Share

3. Mimpi Nggak Sih?

"Alunaaaaa!!!"

"Aaaaaaa!!!"

Byuur!!

Seketika air di dalam gelas Aluna pun tumpah ke atas keyboard.

Aluna sontak melotot menatap Flora, yang sedang berdiri membalas tatapannya sambil nyengir.

"Asem. Flo!! Ngagetin aja sih!" Sungut Aluna sambil membersihkan air tumpah yang berasal dari gelas yang ia pegang.

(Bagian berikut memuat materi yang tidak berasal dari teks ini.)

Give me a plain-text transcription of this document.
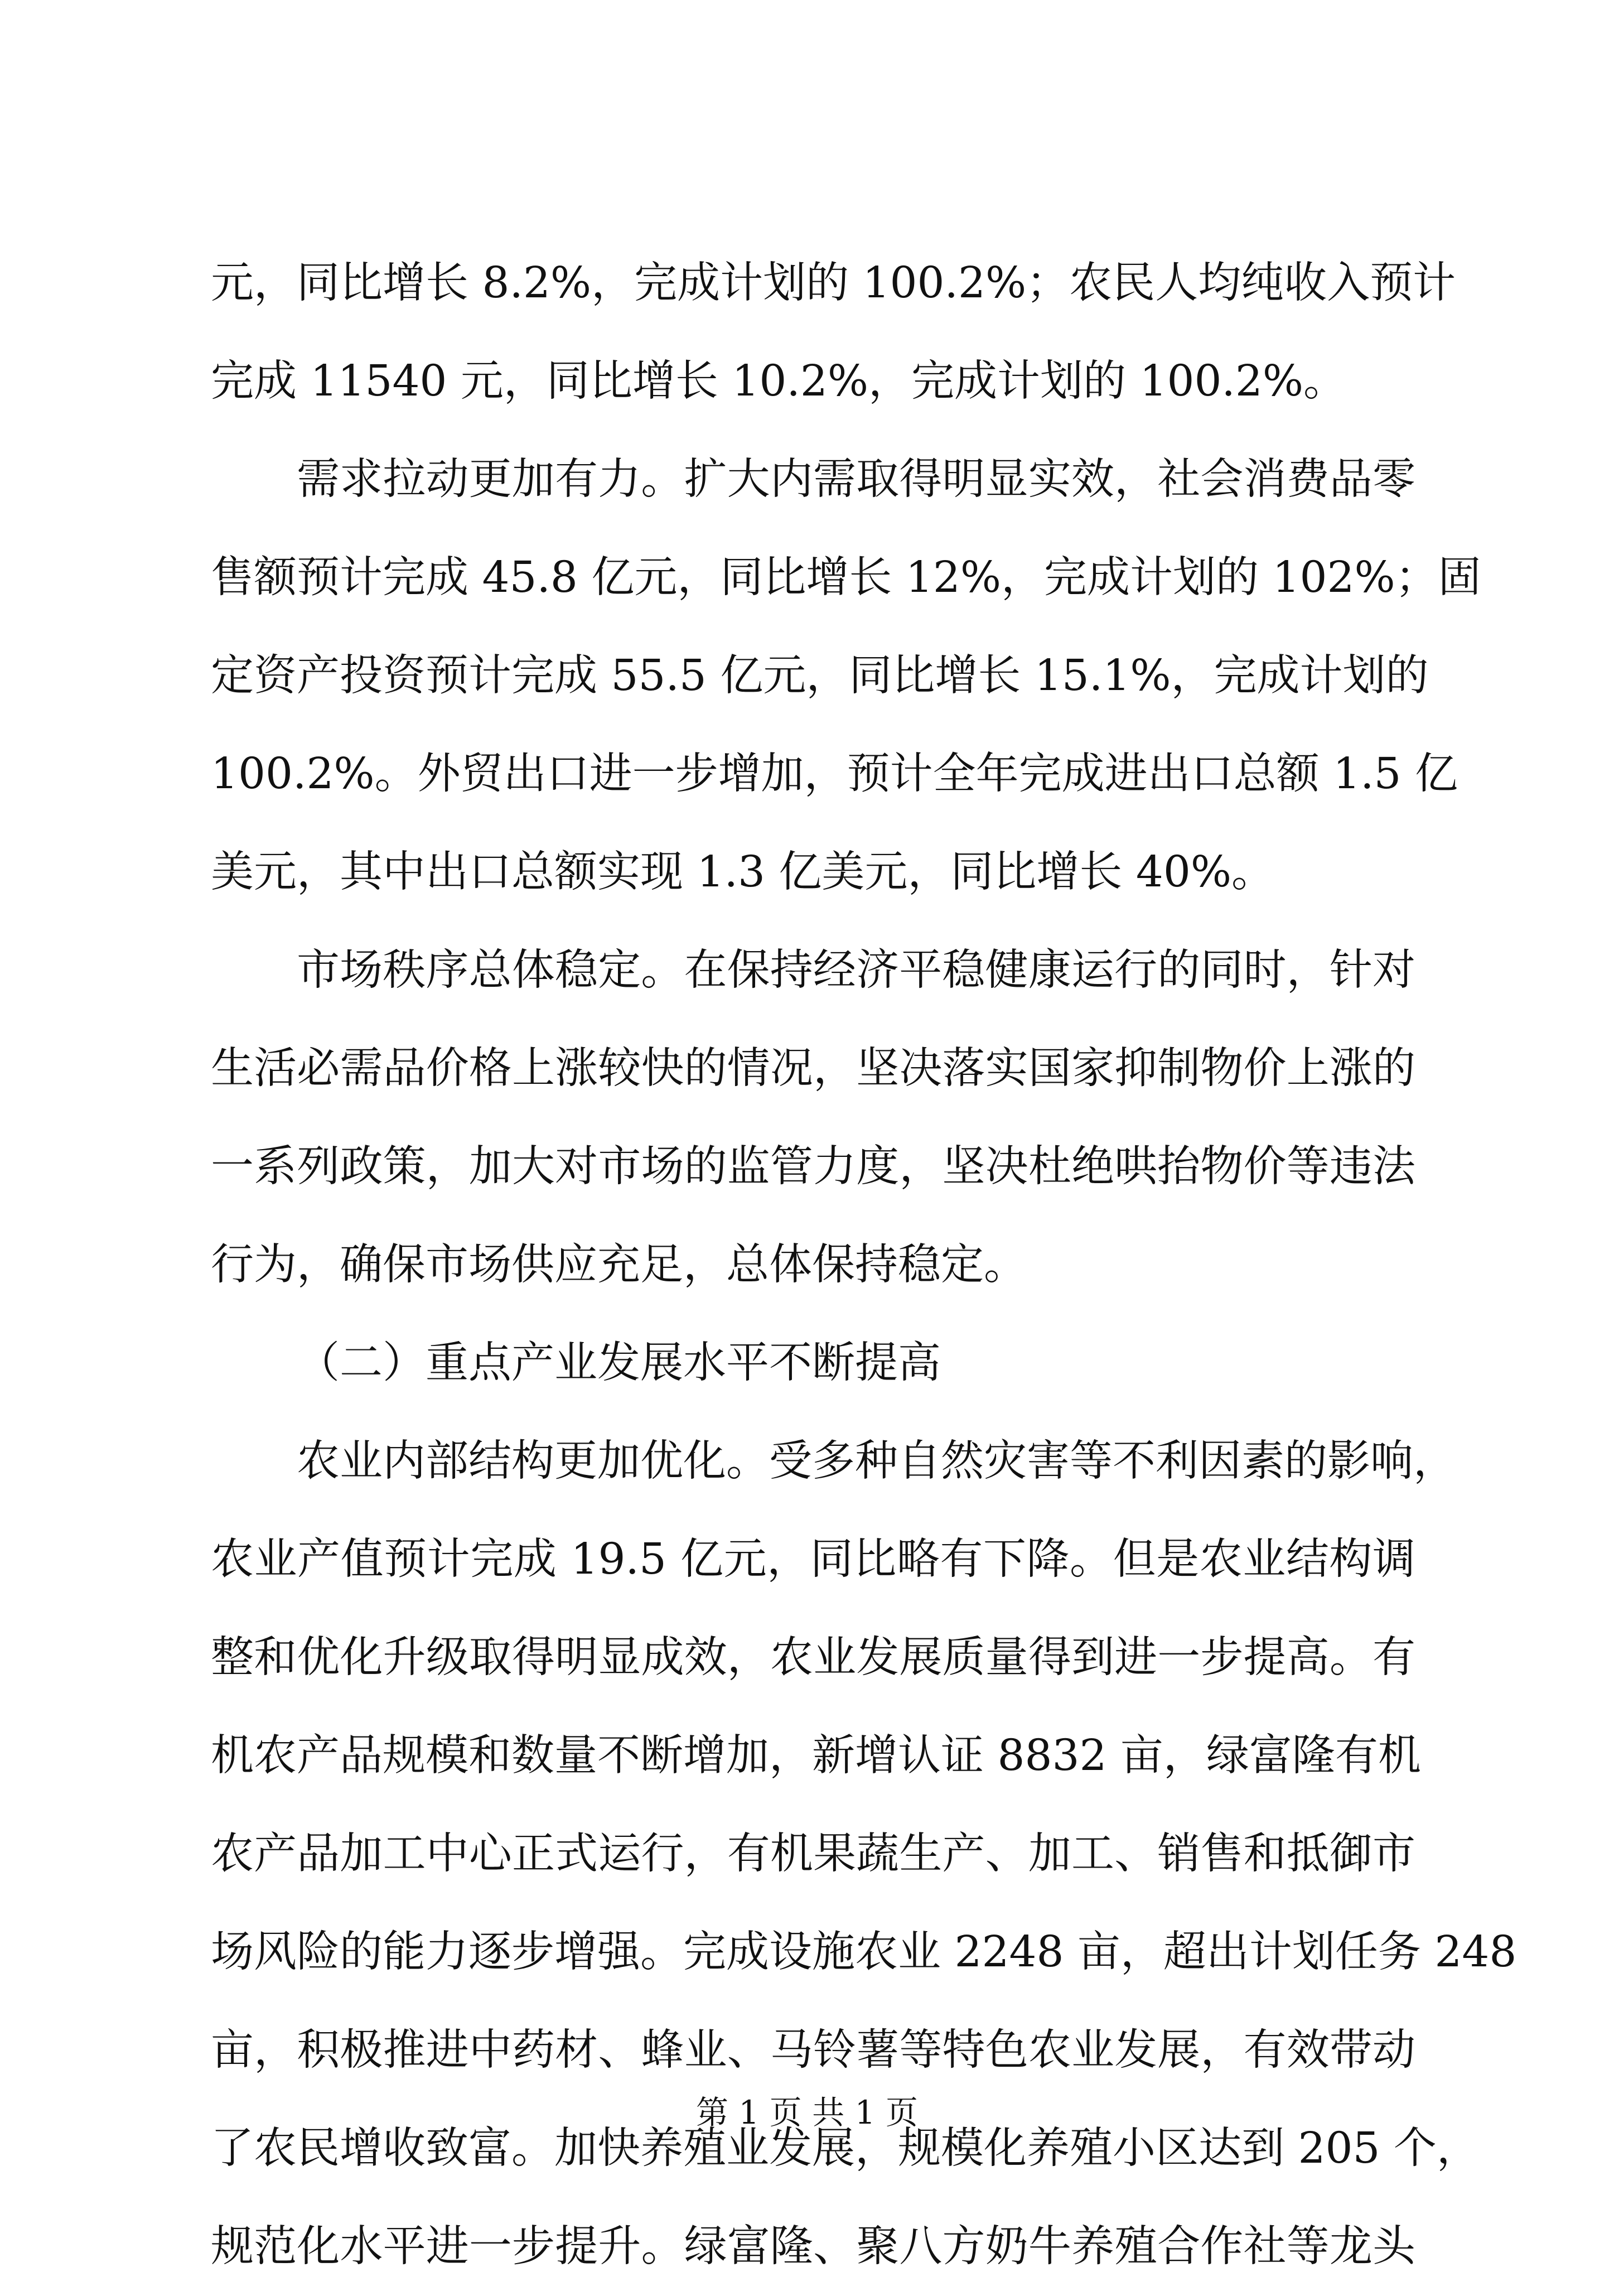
元，同比增长 8.2%，完成计划的 100.2%；农民人均纯收入预计
完成 11540 元，同比增长 10.2%，完成计划的 100.2%。
需求拉动更加有力。扩大内需取得明显实效，社会消费品零
售额预计完成 45.8 亿元，同比增长 12%，完成计划的 102%；固
定资产投资预计完成 55.5 亿元，同比增长 15.1%，完成计划的
100.2%。外贸出口进一步增加，预计全年完成进出口总额 1.5 亿
美元，其中出口总额实现 1.3 亿美元，同比增长 40%。
市场秩序总体稳定。在保持经济平稳健康运行的同时，针对
生活必需品价格上涨较快的情况，坚决落实国家抑制物价上涨的
一系列政策，加大对市场的监管力度，坚决杜绝哄抬物价等违法
行为，确保市场供应充足，总体保持稳定。
（二）重点产业发展水平不断提高
农业内部结构更加优化。受多种自然灾害等不利因素的影响，
农业产值预计完成 19.5 亿元，同比略有下降。但是农业结构调
整和优化升级取得明显成效，农业发展质量得到进一步提高。有
机农产品规模和数量不断增加，新增认证 8832 亩，绿富隆有机
农产品加工中心正式运行，有机果蔬生产、加工、销售和抵御市
场风险的能力逐步增强。完成设施农业 2248 亩，超出计划任务 248
亩，积极推进中药材、蜂业、马铃薯等特色农业发展，有效带动
了农民增收致富。加快养殖业发展，规模化养殖小区达到 205 个，
规范化水平进一步提升。绿富隆、聚八方奶牛养殖合作社等龙头
第 1 页 共 1 页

"Maaf ya, Aluna yang cantik. Lagian dari tadi dipanggil-panggil diem aja sih. Malah bengong di depan monitor!" Tukas Flora mengedikkan bahu santai tanpa merasa berdosa sama sekali.

"Barusan Pak Gevan bilang kalau notulen yang tadi langsung di-print aja. Dia sudah kirim lewat e-mail," cetus asistennya itu memberitahu kepada Aluna.

"Loh, kok Pak Gevan nggak langsung bilang ke aku sih?" protes Aluna sebal.

"Tadi si bos udah telepon, tapi karena Tuan Putri Aluna sedang bengong manja, ya akhirnya hamba-lah yang mengangkat teleponnya," balas Flora dengan penuh kesabaran sambil sambil berdecak pelan.

Ooh. Jadi bosnya itu tadi sudah telepon...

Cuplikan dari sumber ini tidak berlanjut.